I have implemented the following but do not know how to proceed after this -
val df1 = Seq(
("2016-04-02", "14", "NULL", 9874, 880), ("2016-04-30", "14", "FR", 9875, 13), ("2017-06-10", "15", "PQR", 9867, 57721)
).toDF("WEEK", "DIM1", "DIM2","T1","T2")
val df2 = Seq(
("2016-04-02", "14", "NULL", 9879, 820), ("2016-04-30", "14", "FR", 9785, 9), ("2017-06-10", "15", "XYZ", 9967, 57771)
).toDF("WEEK", "DIM1", "DIM2","T1","T2")
import org.apache.spark.sql.functions._
val joined = df1.as("l").join(df2.as("r"), Seq("WEEK", "DIM1", "DIM2"), "fullouter")

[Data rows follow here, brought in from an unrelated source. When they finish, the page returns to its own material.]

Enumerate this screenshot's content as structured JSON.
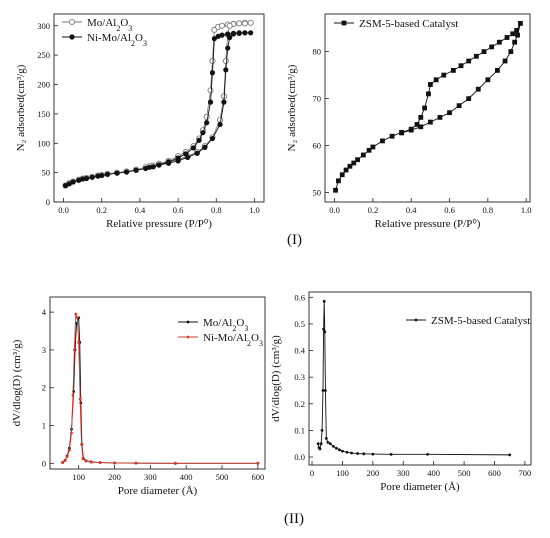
{
  "panel_labels": [
    "(I)",
    "(II)"
  ],
  "chart_data": [
    {
      "type": "line",
      "panel": "I",
      "xlabel": "Relative pressure (P/P⁰)",
      "ylabel": "N₂ adsorbed(cm³/g)",
      "xlim": [
        -0.05,
        1.05
      ],
      "ylim": [
        0,
        320
      ],
      "xticks": [
        0.0,
        0.2,
        0.4,
        0.6,
        0.8,
        1.0
      ],
      "xtick_labels": [
        "0.0",
        "0.2",
        "0.4",
        "0.6",
        "0.8",
        "1.0"
      ],
      "yticks": [
        0,
        50,
        100,
        150,
        200,
        250,
        300
      ],
      "ytick_labels": [
        "0",
        "50",
        "100",
        "150",
        "200",
        "250",
        "300"
      ],
      "legend_position": "top-left",
      "series": [
        {
          "name": "Mo/Al₂O₃",
          "marker": "open-circle",
          "color": "#7a7a7a",
          "points": [
            [
              0.01,
              28
            ],
            [
              0.03,
              32
            ],
            [
              0.05,
              35
            ],
            [
              0.08,
              38
            ],
            [
              0.1,
              40
            ],
            [
              0.12,
              41
            ],
            [
              0.15,
              43
            ],
            [
              0.18,
              45
            ],
            [
              0.2,
              46
            ],
            [
              0.23,
              48
            ],
            [
              0.28,
              50
            ],
            [
              0.33,
              52
            ],
            [
              0.38,
              55
            ],
            [
              0.43,
              59
            ],
            [
              0.47,
              62
            ],
            [
              0.5,
              65
            ],
            [
              0.55,
              70
            ],
            [
              0.6,
              78
            ],
            [
              0.64,
              85
            ],
            [
              0.68,
              95
            ],
            [
              0.71,
              108
            ],
            [
              0.73,
              122
            ],
            [
              0.75,
              145
            ],
            [
              0.77,
              190
            ],
            [
              0.78,
              240
            ],
            [
              0.79,
              293
            ],
            [
              0.81,
              298
            ],
            [
              0.83,
              300
            ],
            [
              0.86,
              302
            ],
            [
              0.89,
              303
            ],
            [
              0.92,
              304
            ],
            [
              0.95,
              305
            ],
            [
              0.98,
              305
            ],
            [
              0.95,
              304
            ],
            [
              0.92,
              304
            ],
            [
              0.89,
              303
            ],
            [
              0.87,
              300
            ],
            [
              0.86,
              285
            ],
            [
              0.85,
              240
            ],
            [
              0.84,
              180
            ],
            [
              0.82,
              140
            ],
            [
              0.78,
              110
            ],
            [
              0.74,
              95
            ],
            [
              0.7,
              85
            ],
            [
              0.65,
              78
            ],
            [
              0.6,
              72
            ],
            [
              0.55,
              68
            ],
            [
              0.5,
              65
            ],
            [
              0.45,
              61
            ]
          ]
        },
        {
          "name": "Ni-Mo/Al₂O₃",
          "marker": "filled-circle",
          "color": "#111111",
          "points": [
            [
              0.01,
              28
            ],
            [
              0.03,
              31
            ],
            [
              0.05,
              34
            ],
            [
              0.08,
              37
            ],
            [
              0.1,
              39
            ],
            [
              0.12,
              40
            ],
            [
              0.15,
              42
            ],
            [
              0.18,
              44
            ],
            [
              0.2,
              45
            ],
            [
              0.23,
              47
            ],
            [
              0.28,
              49
            ],
            [
              0.33,
              51
            ],
            [
              0.38,
              54
            ],
            [
              0.43,
              57
            ],
            [
              0.47,
              60
            ],
            [
              0.5,
              63
            ],
            [
              0.55,
              68
            ],
            [
              0.6,
              75
            ],
            [
              0.64,
              82
            ],
            [
              0.68,
              92
            ],
            [
              0.71,
              105
            ],
            [
              0.73,
              118
            ],
            [
              0.75,
              135
            ],
            [
              0.77,
              170
            ],
            [
              0.78,
              220
            ],
            [
              0.79,
              278
            ],
            [
              0.81,
              282
            ],
            [
              0.83,
              284
            ],
            [
              0.86,
              286
            ],
            [
              0.89,
              287
            ],
            [
              0.92,
              288
            ],
            [
              0.95,
              288
            ],
            [
              0.98,
              288
            ],
            [
              0.95,
              288
            ],
            [
              0.92,
              287
            ],
            [
              0.89,
              286
            ],
            [
              0.87,
              280
            ],
            [
              0.86,
              262
            ],
            [
              0.85,
              225
            ],
            [
              0.84,
              170
            ],
            [
              0.82,
              132
            ],
            [
              0.78,
              108
            ],
            [
              0.74,
              93
            ],
            [
              0.7,
              83
            ],
            [
              0.65,
              76
            ],
            [
              0.6,
              70
            ],
            [
              0.55,
              66
            ],
            [
              0.5,
              63
            ],
            [
              0.45,
              59
            ]
          ]
        }
      ]
    },
    {
      "type": "line",
      "panel": "I",
      "xlabel": "Relative pressure (P/P⁰)",
      "ylabel": "N₂ adsorbed(cm³/g)",
      "xlim": [
        -0.05,
        1.02
      ],
      "ylim": [
        48,
        88
      ],
      "xticks": [
        0.0,
        0.2,
        0.4,
        0.6,
        0.8,
        1.0
      ],
      "xtick_labels": [
        "0.0",
        "0.2",
        "0.4",
        "0.6",
        "0.8",
        "1.0"
      ],
      "yticks": [
        50,
        60,
        70,
        80
      ],
      "ytick_labels": [
        "50",
        "60",
        "70",
        "80"
      ],
      "legend_position": "top-left",
      "series": [
        {
          "name": "ZSM-5-based Catalyst",
          "marker": "filled-square",
          "color": "#111111",
          "points": [
            [
              0.005,
              50.5
            ],
            [
              0.02,
              52.5
            ],
            [
              0.04,
              53.8
            ],
            [
              0.06,
              54.8
            ],
            [
              0.08,
              55.6
            ],
            [
              0.1,
              56.3
            ],
            [
              0.12,
              57.0
            ],
            [
              0.15,
              58.0
            ],
            [
              0.18,
              59.0
            ],
            [
              0.2,
              59.7
            ],
            [
              0.25,
              61.0
            ],
            [
              0.3,
              62.0
            ],
            [
              0.35,
              62.8
            ],
            [
              0.4,
              63.5
            ],
            [
              0.43,
              64.5
            ],
            [
              0.45,
              66.0
            ],
            [
              0.47,
              68.0
            ],
            [
              0.49,
              71.0
            ],
            [
              0.5,
              73.0
            ],
            [
              0.53,
              74.0
            ],
            [
              0.57,
              75.0
            ],
            [
              0.62,
              76.0
            ],
            [
              0.66,
              77.0
            ],
            [
              0.7,
              78.0
            ],
            [
              0.74,
              79.0
            ],
            [
              0.78,
              80.0
            ],
            [
              0.82,
              81.0
            ],
            [
              0.86,
              82.0
            ],
            [
              0.9,
              83.0
            ],
            [
              0.93,
              83.8
            ],
            [
              0.95,
              84.5
            ],
            [
              0.97,
              86.0
            ],
            [
              0.955,
              83.5
            ],
            [
              0.94,
              82.0
            ],
            [
              0.92,
              80.0
            ],
            [
              0.89,
              78.0
            ],
            [
              0.85,
              76.0
            ],
            [
              0.8,
              74.0
            ],
            [
              0.75,
              72.0
            ],
            [
              0.7,
              70.0
            ],
            [
              0.65,
              68.5
            ],
            [
              0.6,
              67.0
            ],
            [
              0.55,
              66.0
            ],
            [
              0.5,
              65.0
            ],
            [
              0.45,
              64.0
            ],
            [
              0.4,
              63.3
            ],
            [
              0.35,
              62.7
            ]
          ]
        }
      ]
    },
    {
      "type": "line",
      "panel": "II",
      "xlabel": "Pore diameter (Å)",
      "ylabel": "dV/dlog(D) (cm³/g)",
      "xlim": [
        20,
        620
      ],
      "ylim": [
        -0.15,
        4.4
      ],
      "xticks": [
        100,
        200,
        300,
        400,
        500,
        600
      ],
      "xtick_labels": [
        "100",
        "200",
        "300",
        "400",
        "500",
        "600"
      ],
      "yticks": [
        0,
        1,
        2,
        3,
        4
      ],
      "ytick_labels": [
        "0",
        "1",
        "2",
        "3",
        "4"
      ],
      "legend_position": "top-right",
      "series": [
        {
          "name": "Mo/Al₂O₃",
          "marker": "filled-dot",
          "color": "#111111",
          "points": [
            [
              55,
              0.02
            ],
            [
              62,
              0.08
            ],
            [
              68,
              0.2
            ],
            [
              74,
              0.4
            ],
            [
              80,
              0.9
            ],
            [
              86,
              1.9
            ],
            [
              90,
              3.0
            ],
            [
              94,
              3.7
            ],
            [
              100,
              3.85
            ],
            [
              103,
              3.2
            ],
            [
              106,
              1.6
            ],
            [
              109,
              0.5
            ],
            [
              113,
              0.13
            ],
            [
              120,
              0.07
            ],
            [
              135,
              0.04
            ],
            [
              160,
              0.02
            ],
            [
              200,
              0.01
            ],
            [
              260,
              0.005
            ],
            [
              370,
              0.0
            ],
            [
              600,
              0.0
            ]
          ]
        },
        {
          "name": "Ni-Mo/Al₂O₃",
          "marker": "filled-dot",
          "color": "#d43a2f",
          "points": [
            [
              55,
              0.02
            ],
            [
              62,
              0.07
            ],
            [
              68,
              0.18
            ],
            [
              74,
              0.35
            ],
            [
              80,
              0.8
            ],
            [
              84,
              1.8
            ],
            [
              88,
              3.0
            ],
            [
              92,
              3.95
            ],
            [
              96,
              3.85
            ],
            [
              100,
              3.2
            ],
            [
              104,
              1.7
            ],
            [
              108,
              0.5
            ],
            [
              112,
              0.12
            ],
            [
              120,
              0.06
            ],
            [
              135,
              0.03
            ],
            [
              160,
              0.02
            ],
            [
              200,
              0.01
            ],
            [
              260,
              0.005
            ],
            [
              370,
              0.0
            ],
            [
              600,
              0.0
            ]
          ]
        }
      ]
    },
    {
      "type": "line",
      "panel": "II",
      "xlabel": "Pore diameter (Å)",
      "ylabel": "dV/dlog(D) (cm³/g)",
      "xlim": [
        -10,
        720
      ],
      "ylim": [
        -0.03,
        0.62
      ],
      "xticks": [
        0,
        100,
        200,
        300,
        400,
        500,
        600,
        700
      ],
      "xtick_labels": [
        "0",
        "100",
        "200",
        "300",
        "400",
        "500",
        "600",
        "700"
      ],
      "yticks": [
        0.0,
        0.1,
        0.2,
        0.3,
        0.4,
        0.5,
        0.6
      ],
      "ytick_labels": [
        "0.0",
        "0.1",
        "0.2",
        "0.3",
        "0.4",
        "0.5",
        "0.6"
      ],
      "legend_position": "top-right",
      "series": [
        {
          "name": "ZSM-5-based Catalyst",
          "marker": "filled-dot",
          "color": "#111111",
          "points": [
            [
              20,
              0.05
            ],
            [
              23,
              0.035
            ],
            [
              26,
              0.03
            ],
            [
              30,
              0.05
            ],
            [
              33,
              0.1
            ],
            [
              36,
              0.25
            ],
            [
              38,
              0.48
            ],
            [
              40,
              0.585
            ],
            [
              42,
              0.47
            ],
            [
              44,
              0.25
            ],
            [
              47,
              0.07
            ],
            [
              52,
              0.055
            ],
            [
              60,
              0.05
            ],
            [
              70,
              0.04
            ],
            [
              80,
              0.033
            ],
            [
              90,
              0.027
            ],
            [
              100,
              0.022
            ],
            [
              115,
              0.018
            ],
            [
              130,
              0.015
            ],
            [
              150,
              0.013
            ],
            [
              170,
              0.012
            ],
            [
              200,
              0.011
            ],
            [
              260,
              0.01
            ],
            [
              380,
              0.01
            ],
            [
              650,
              0.008
            ]
          ]
        }
      ]
    }
  ]
}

The joined look like this -
+----------+----+----+----+-----+----+-----+
| WEEK|DIM1|DIM2| T1| T2| T1| T2|
+----------+----+----+----+-----+----+-----+
|2016-04-02| 14|NULL|9874| 880|9879| 820|
|2017-06-10| 15| PQR|9867|57721|null| null|
|2017-06-10| 15| XYZ|null| null|9967|57771|
|2016-04-30| 14| FR|9875| 13|9785| 9|
+----------+----+----+----+-----+----+-----+
I do not know how to proceed after this in a good way, relatively new to scala.
One easy solution could be to join df1 and df2 with the WEEK as unique Key. In the joined data you need to keep all the columns from df1 and df2.
Then you can do a map operation on the dataframe to produce the rest of the columns.
Something like
df1.createOrReplaceTempTable("df1")
df2.createOrReplaceTempTable("df2")
val df = spark.sql("select df1.*, df2.DIM1 as df2_DIM1, df2.DIM2 as df2_DIM2, df2.T1 as df2_T1, df2.T2 as df2_T2 from df1 join df2 on df1.WEEK = df2.WEEK")
// Now map on the dataframe to produce the diff dataframe
// Or you can use the SQL to do that.